When I made plans to move away from Los Angeles, my grandfather had just passed away and June had been recently diagnosed with cancer. I struggled with the decision to leave. We got together for our monthly brunch date - a date in which we typically discussed art, writing and politics.
At a young age, rather than buy me toys and presents of the like, she gifted me a library card. We would spend Saturdays at our local June Street library carefully selecting books for me to read. She instilled in me a great love of literature and, more importantly, knowledge.We ate at our favorite diner and spoke in detail about my leaving for the East Coast. “Oh” she said, “if I could I would go with you. I envy your abilities. Your strength. Your courage. Go and live your life, my dear. I will always be here for you. Geography is mere circumstance."
I gathered my belongings to leave while she settled the tab.
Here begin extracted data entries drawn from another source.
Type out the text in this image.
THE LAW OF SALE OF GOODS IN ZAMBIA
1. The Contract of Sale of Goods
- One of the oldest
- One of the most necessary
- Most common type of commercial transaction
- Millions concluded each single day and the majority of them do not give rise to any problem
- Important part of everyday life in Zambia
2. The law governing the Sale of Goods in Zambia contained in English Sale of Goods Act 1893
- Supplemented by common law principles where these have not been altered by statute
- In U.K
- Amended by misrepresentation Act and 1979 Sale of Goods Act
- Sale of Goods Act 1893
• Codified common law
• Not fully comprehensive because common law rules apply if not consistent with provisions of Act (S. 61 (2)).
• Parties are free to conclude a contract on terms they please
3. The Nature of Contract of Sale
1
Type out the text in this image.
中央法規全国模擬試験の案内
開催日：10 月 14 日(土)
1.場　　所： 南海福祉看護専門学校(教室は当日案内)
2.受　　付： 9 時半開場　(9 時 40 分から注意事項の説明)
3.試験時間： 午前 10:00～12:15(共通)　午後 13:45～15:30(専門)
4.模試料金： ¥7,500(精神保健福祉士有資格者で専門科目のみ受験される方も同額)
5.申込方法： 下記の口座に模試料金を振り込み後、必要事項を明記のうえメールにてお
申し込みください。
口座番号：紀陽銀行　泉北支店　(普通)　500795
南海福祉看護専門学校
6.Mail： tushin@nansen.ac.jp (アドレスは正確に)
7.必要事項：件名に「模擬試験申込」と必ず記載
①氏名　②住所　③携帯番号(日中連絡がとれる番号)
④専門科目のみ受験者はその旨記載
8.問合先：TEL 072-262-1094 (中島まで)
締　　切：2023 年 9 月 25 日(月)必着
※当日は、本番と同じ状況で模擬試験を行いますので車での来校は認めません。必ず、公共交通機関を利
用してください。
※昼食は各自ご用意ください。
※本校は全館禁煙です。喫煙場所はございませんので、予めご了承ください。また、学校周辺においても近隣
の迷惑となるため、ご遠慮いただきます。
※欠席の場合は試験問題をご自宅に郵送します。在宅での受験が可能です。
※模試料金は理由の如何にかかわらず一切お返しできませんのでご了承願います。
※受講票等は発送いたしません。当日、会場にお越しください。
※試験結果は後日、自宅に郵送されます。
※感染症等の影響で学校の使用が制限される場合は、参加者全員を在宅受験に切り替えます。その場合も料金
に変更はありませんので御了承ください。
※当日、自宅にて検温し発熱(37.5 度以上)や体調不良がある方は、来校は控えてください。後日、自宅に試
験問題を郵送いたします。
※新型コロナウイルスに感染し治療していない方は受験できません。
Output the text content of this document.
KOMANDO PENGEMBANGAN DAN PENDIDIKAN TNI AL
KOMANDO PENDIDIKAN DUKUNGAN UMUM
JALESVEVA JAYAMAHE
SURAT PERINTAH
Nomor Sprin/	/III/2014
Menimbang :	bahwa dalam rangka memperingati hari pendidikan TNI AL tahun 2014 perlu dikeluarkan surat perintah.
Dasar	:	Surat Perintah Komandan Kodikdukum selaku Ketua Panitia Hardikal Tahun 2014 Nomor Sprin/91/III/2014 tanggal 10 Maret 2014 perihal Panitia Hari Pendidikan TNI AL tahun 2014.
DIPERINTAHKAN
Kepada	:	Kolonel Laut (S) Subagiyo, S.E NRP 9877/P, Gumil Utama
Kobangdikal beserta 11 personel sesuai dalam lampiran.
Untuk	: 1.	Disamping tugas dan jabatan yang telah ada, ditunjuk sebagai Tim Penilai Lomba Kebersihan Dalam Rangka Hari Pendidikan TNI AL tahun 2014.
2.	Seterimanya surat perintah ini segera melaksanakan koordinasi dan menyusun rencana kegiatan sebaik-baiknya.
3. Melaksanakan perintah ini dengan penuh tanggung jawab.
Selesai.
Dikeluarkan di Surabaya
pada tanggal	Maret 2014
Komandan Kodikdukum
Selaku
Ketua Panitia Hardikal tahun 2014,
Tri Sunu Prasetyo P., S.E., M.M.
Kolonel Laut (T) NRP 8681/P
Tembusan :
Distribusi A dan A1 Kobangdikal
As I walked out the door she called to me and said "And remember, my dear heart, don't lead a boring life!"
Of late, there has been renewed interest in June Wayne and the June Wayne Collection. As I speak to people and art collectors about her work, her art, and her legacy, I can feel her voice in me unlocking the doors with the keys that she gave me over many years.Before her eyes closed for the last time, as we stood holding her hands, my mother with one hand and me with other, she looked at us and said, "This must be done precisely. It must be done just right. And make sure it's beautiful!"
And it was. After all, she was a trailblazer. She was an artist!